Marist doesn't want its poll used for Fox debate criteria
The Marist Institute for Public Opinion suspended a regular question that asks voters to choose between 2016 presidential candidates in its latest survey so the poll would not be used by Fox News to determine which candidates appear on stage at the first Republican debate Thursday evening.
Fox News, which is organizing the debate with Facebook and the Ohio Republican Party, decided earlier this year that only the top 10 candidates in the five most recent national polls recognized by the network would appear on the main debate stage. The other six will appear in a one-hour forum at 5 p.m. on Thursday, a few hours before the debate.
With several candidates clustered within the margin of error in the low single digits, it's not entirely clear who will make the cut. Fox is planning to announce the 10 who will appear in the primetime debate on Tuesday.
"It's a bad use of public polls," Marist Institute Polling Director Lee Miringoff told McClatchy, which conducts the poll with Marist. "It asks public polls to have a precision that ignores the margin of error. There's a big distinction made where there's no statistical difference."
Instead of asking which candidates voters would choose in a Democratic or Republican primary, the group instead looked at how much voters liked or disliked each candidate and how the various Republicans would fare against Democratic front-runner Hillary Clinton in its most recent poll.
After Fox announced the debate criteria earlier this year, Miringoff wrote a piece called the "Top 10 Reasons Why Polls Should Not be Used to Determine Eligibility for Debates," riffing on the former "Top Ten" lists done by former "Late Show" host David Letterman. His top reasons had to do with the problems of many candidates falling within the margin of error on polls and the meaningless use of decimal points, which are too imprecise.
"It's a problem when it's shaping who gets to sit at the table," he told McClatchy.
Michael Clemente, Fox News' executive vice president of news, said in a statement Sunday, "When the results are released, everyone will see that common sense and fairness prevailed," according to Politico.

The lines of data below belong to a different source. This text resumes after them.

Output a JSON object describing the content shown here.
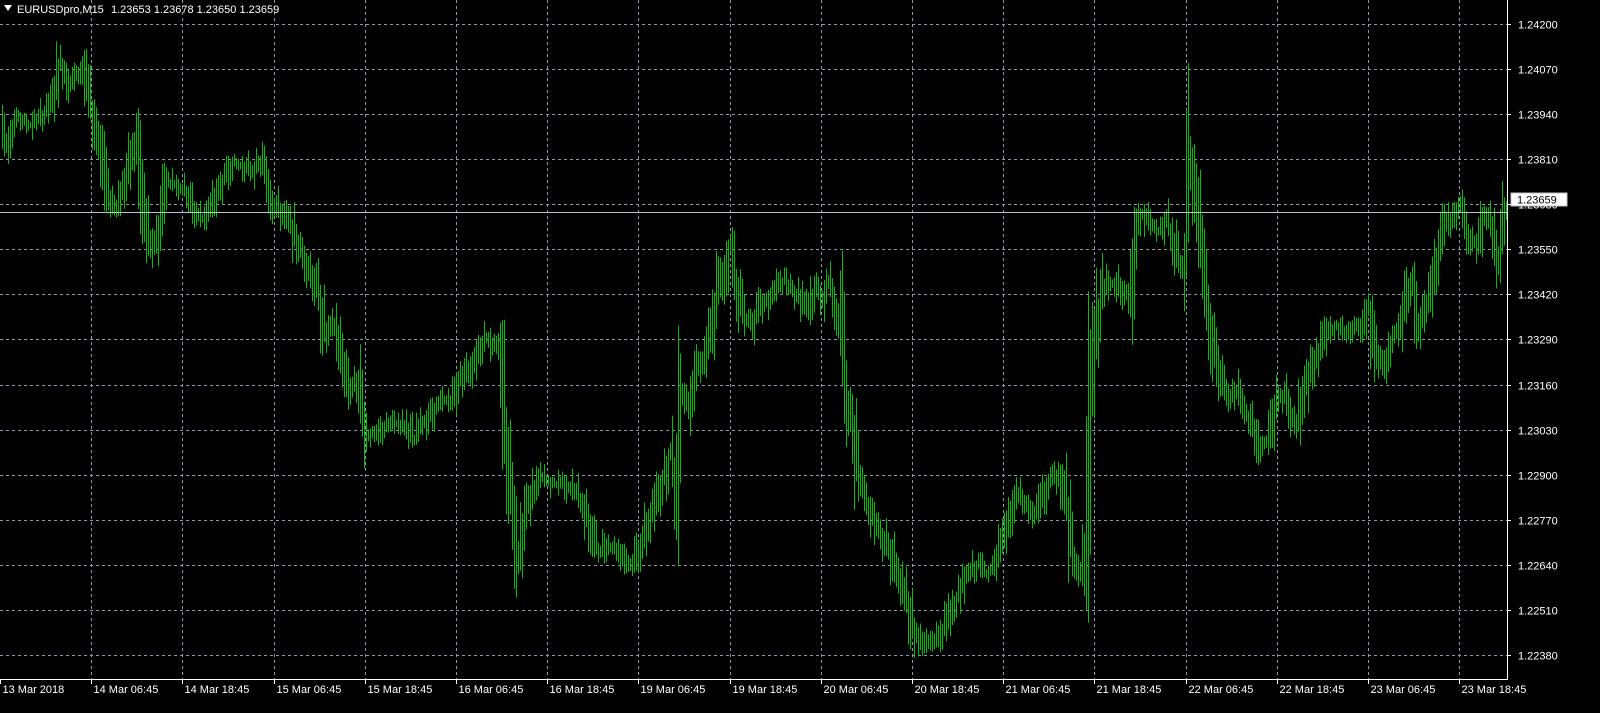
{
  "header": {
    "symbol_label": "EURUSDpro,M15",
    "ohlc": "1.23653 1.23678 1.23650 1.23659",
    "dropdown_icon": "triangle-down-icon"
  },
  "current_price": {
    "label": "1.23659",
    "value": 1.23659
  },
  "colors": {
    "background": "#000000",
    "grid": "#8a9aa8",
    "bars": "#00c000",
    "axis_text": "#ffffff",
    "price_line": "#b8c4cc"
  },
  "chart_data": {
    "type": "bar",
    "title": "EURUSDpro,M15",
    "ylim": [
      1.2231,
      1.2427
    ],
    "grid": true,
    "y_ticks": [
      "1.24200",
      "1.24070",
      "1.23940",
      "1.23810",
      "1.23680",
      "1.23550",
      "1.23420",
      "1.23290",
      "1.23160",
      "1.23030",
      "1.22900",
      "1.22770",
      "1.22640",
      "1.22510",
      "1.22380"
    ],
    "x_ticks": [
      "13 Mar 2018",
      "14 Mar 06:45",
      "14 Mar 18:45",
      "15 Mar 06:45",
      "15 Mar 18:45",
      "16 Mar 06:45",
      "16 Mar 18:45",
      "19 Mar 06:45",
      "19 Mar 18:45",
      "20 Mar 06:45",
      "20 Mar 18:45",
      "21 Mar 06:45",
      "21 Mar 18:45",
      "22 Mar 06:45",
      "22 Mar 18:45",
      "23 Mar 06:45",
      "23 Mar 18:45"
    ],
    "keypoints": [
      [
        0,
        1.2392
      ],
      [
        6,
        1.2386
      ],
      [
        16,
        1.2393
      ],
      [
        30,
        1.2391
      ],
      [
        44,
        1.2394
      ],
      [
        52,
        1.2398
      ],
      [
        60,
        1.2409
      ],
      [
        70,
        1.2403
      ],
      [
        82,
        1.2407
      ],
      [
        92,
        1.2394
      ],
      [
        100,
        1.2385
      ],
      [
        108,
        1.237
      ],
      [
        116,
        1.2368
      ],
      [
        124,
        1.2374
      ],
      [
        130,
        1.238
      ],
      [
        136,
        1.2386
      ],
      [
        142,
        1.2368
      ],
      [
        150,
        1.2355
      ],
      [
        158,
        1.236
      ],
      [
        166,
        1.2375
      ],
      [
        175,
        1.2374
      ],
      [
        185,
        1.2372
      ],
      [
        194,
        1.2366
      ],
      [
        202,
        1.2364
      ],
      [
        212,
        1.2368
      ],
      [
        222,
        1.2374
      ],
      [
        232,
        1.238
      ],
      [
        242,
        1.2379
      ],
      [
        252,
        1.2378
      ],
      [
        262,
        1.238
      ],
      [
        272,
        1.2369
      ],
      [
        282,
        1.2365
      ],
      [
        290,
        1.2362
      ],
      [
        300,
        1.2355
      ],
      [
        310,
        1.2349
      ],
      [
        318,
        1.2342
      ],
      [
        326,
        1.233
      ],
      [
        334,
        1.2333
      ],
      [
        342,
        1.2323
      ],
      [
        350,
        1.2315
      ],
      [
        358,
        1.2317
      ],
      [
        366,
        1.2302
      ],
      [
        376,
        1.2301
      ],
      [
        386,
        1.2304
      ],
      [
        396,
        1.2305
      ],
      [
        406,
        1.2304
      ],
      [
        414,
        1.23
      ],
      [
        422,
        1.2305
      ],
      [
        432,
        1.2308
      ],
      [
        442,
        1.2311
      ],
      [
        452,
        1.2312
      ],
      [
        460,
        1.2318
      ],
      [
        470,
        1.2321
      ],
      [
        478,
        1.2326
      ],
      [
        486,
        1.233
      ],
      [
        494,
        1.2327
      ],
      [
        500,
        1.2325
      ],
      [
        506,
        1.23
      ],
      [
        512,
        1.2285
      ],
      [
        518,
        1.2268
      ],
      [
        526,
        1.228
      ],
      [
        534,
        1.2286
      ],
      [
        542,
        1.2289
      ],
      [
        552,
        1.2287
      ],
      [
        562,
        1.2288
      ],
      [
        572,
        1.2286
      ],
      [
        582,
        1.2282
      ],
      [
        590,
        1.2274
      ],
      [
        598,
        1.2268
      ],
      [
        606,
        1.227
      ],
      [
        614,
        1.2269
      ],
      [
        622,
        1.2267
      ],
      [
        630,
        1.2264
      ],
      [
        638,
        1.2268
      ],
      [
        646,
        1.2274
      ],
      [
        654,
        1.2281
      ],
      [
        662,
        1.2288
      ],
      [
        670,
        1.2296
      ],
      [
        676,
        1.2285
      ],
      [
        680,
        1.2315
      ],
      [
        688,
        1.2311
      ],
      [
        696,
        1.2321
      ],
      [
        704,
        1.2324
      ],
      [
        712,
        1.2332
      ],
      [
        718,
        1.2344
      ],
      [
        724,
        1.2348
      ],
      [
        730,
        1.2356
      ],
      [
        736,
        1.2345
      ],
      [
        744,
        1.2336
      ],
      [
        752,
        1.2334
      ],
      [
        760,
        1.2338
      ],
      [
        768,
        1.234
      ],
      [
        776,
        1.2344
      ],
      [
        784,
        1.2346
      ],
      [
        792,
        1.2343
      ],
      [
        800,
        1.2341
      ],
      [
        808,
        1.2337
      ],
      [
        816,
        1.2344
      ],
      [
        822,
        1.2341
      ],
      [
        828,
        1.2346
      ],
      [
        834,
        1.234
      ],
      [
        840,
        1.2334
      ],
      [
        846,
        1.231
      ],
      [
        852,
        1.2305
      ],
      [
        858,
        1.229
      ],
      [
        866,
        1.2283
      ],
      [
        874,
        1.2277
      ],
      [
        882,
        1.2272
      ],
      [
        890,
        1.2268
      ],
      [
        898,
        1.226
      ],
      [
        906,
        1.2255
      ],
      [
        914,
        1.2245
      ],
      [
        922,
        1.2241
      ],
      [
        930,
        1.2242
      ],
      [
        938,
        1.2243
      ],
      [
        946,
        1.2247
      ],
      [
        954,
        1.2253
      ],
      [
        962,
        1.2258
      ],
      [
        970,
        1.2262
      ],
      [
        978,
        1.2264
      ],
      [
        986,
        1.2262
      ],
      [
        994,
        1.2263
      ],
      [
        1002,
        1.227
      ],
      [
        1010,
        1.2278
      ],
      [
        1018,
        1.2284
      ],
      [
        1026,
        1.2281
      ],
      [
        1034,
        1.2278
      ],
      [
        1042,
        1.2283
      ],
      [
        1050,
        1.2288
      ],
      [
        1058,
        1.229
      ],
      [
        1066,
        1.2282
      ],
      [
        1072,
        1.2268
      ],
      [
        1080,
        1.2262
      ],
      [
        1086,
        1.227
      ],
      [
        1090,
        1.2312
      ],
      [
        1096,
        1.2332
      ],
      [
        1102,
        1.2342
      ],
      [
        1108,
        1.2346
      ],
      [
        1116,
        1.2345
      ],
      [
        1124,
        1.2341
      ],
      [
        1130,
        1.2343
      ],
      [
        1136,
        1.2362
      ],
      [
        1142,
        1.2365
      ],
      [
        1150,
        1.2362
      ],
      [
        1158,
        1.236
      ],
      [
        1166,
        1.2363
      ],
      [
        1172,
        1.2359
      ],
      [
        1178,
        1.2352
      ],
      [
        1184,
        1.235
      ],
      [
        1190,
        1.2381
      ],
      [
        1196,
        1.2368
      ],
      [
        1202,
        1.2352
      ],
      [
        1208,
        1.2338
      ],
      [
        1214,
        1.2326
      ],
      [
        1220,
        1.2318
      ],
      [
        1228,
        1.2312
      ],
      [
        1236,
        1.2314
      ],
      [
        1244,
        1.2308
      ],
      [
        1252,
        1.2305
      ],
      [
        1260,
        1.2298
      ],
      [
        1268,
        1.23
      ],
      [
        1276,
        1.2311
      ],
      [
        1284,
        1.2313
      ],
      [
        1290,
        1.2307
      ],
      [
        1296,
        1.2304
      ],
      [
        1304,
        1.2314
      ],
      [
        1312,
        1.2322
      ],
      [
        1320,
        1.2326
      ],
      [
        1328,
        1.2331
      ],
      [
        1336,
        1.2333
      ],
      [
        1344,
        1.2331
      ],
      [
        1352,
        1.2332
      ],
      [
        1360,
        1.2333
      ],
      [
        1368,
        1.2338
      ],
      [
        1376,
        1.2325
      ],
      [
        1384,
        1.2322
      ],
      [
        1392,
        1.2329
      ],
      [
        1400,
        1.2332
      ],
      [
        1406,
        1.2341
      ],
      [
        1412,
        1.2346
      ],
      [
        1418,
        1.2334
      ],
      [
        1424,
        1.2338
      ],
      [
        1430,
        1.2342
      ],
      [
        1436,
        1.2352
      ],
      [
        1444,
        1.2361
      ],
      [
        1452,
        1.2364
      ],
      [
        1460,
        1.2367
      ],
      [
        1468,
        1.2358
      ],
      [
        1476,
        1.2356
      ],
      [
        1484,
        1.2364
      ],
      [
        1490,
        1.2363
      ],
      [
        1498,
        1.2353
      ],
      [
        1503,
        1.2364
      ],
      [
        1507,
        1.23659
      ]
    ]
  }
}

Among Miringoff's biggest concerns is that public polls "are affecting the process they're supposed to be measuring" as candidates try to goose their numbers to make it into the debate. He specifically cited two humorous videos that Republican candidates have made recently: one in which Kentucky Sen. Rand Paul destroys the tax code with a chainsaw and one in which South Carolina Sen. Lindsey Graham demonstrates various ways to destroy his cell phone after fellow candidate Donald Trump gave out the number on national television.